On Georgia Avenue, some cases were equally as bad. Once, in the middle of rush hour traffic, a driver in the southbound right-hand lane pulled a u-turn into on-rushing traffic, miraculously hitting no one, only to stop once headed in the opposite direction to double park next to Walmart. As I peeked in my rearview mirror and saw nothing but brake lights heading north, I saw the driver hop out, pop the trunk, and mozy to the curb to help someone put their groceries in the opened trunk. Nonplussed, unbothered, and undaunted by the chaos he caused.

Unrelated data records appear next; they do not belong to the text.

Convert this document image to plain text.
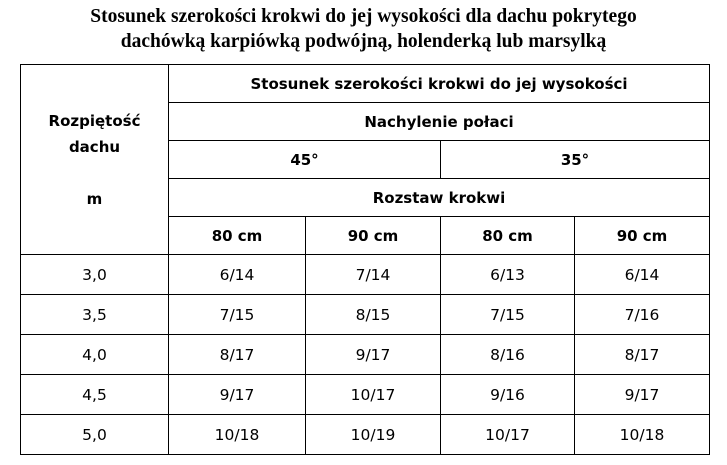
Stosunek szerokości krokwi do jej wysokości dla dachu pokrytego
dachówką karpiówką podwójną, holenderką lub marsylką
Rozpiętość
dachu
m	Stosunek szerokości krokwi do jej wysokości			
	Nachylenie połaci			
	45°		35°	
	Rozstaw krokwi			
	80 cm	90 cm	80 cm	90 cm
3,0	6/14	7/14	6/13	6/14
3,5	7/15	8/15	7/15	7/16
4,0	8/17	9/17	8/16	8/17
4,5	9/17	10/17	9/16	9/17
5,0	10/18	10/19	10/17	10/18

A few weeks later, as I was headed in the same direction, the car directly in front of me made a quick left turn, directing his vehicle between two parked cars. I thought maybe he had had some medical issue and would bounce up over the curb and fly headlong into the parking lot on the other side. I was wrong. In the middle of oncoming traffic, he slowed as he neared the curb, made a complete stop, threw it in reverse, and did an ass-backward turnabout. Then, he turned into the parking lot entrance a few dozen meters before him.

I understood but questioned his logic because, just ahead of him, before he pulled that cumbersome u-turn, he could have taken a left onto a quiet side street at the next intersection. And there, he could have found an even more accessible entrance to the parking lot. Or he could have just turned where the entrance was to begin with.

The bottom line is this: no matter where you are or where you’re driving, you must always keep your head on a swivel. Anything can happen. Drivers, no matter where they’re from, will always find a way to confound expectations.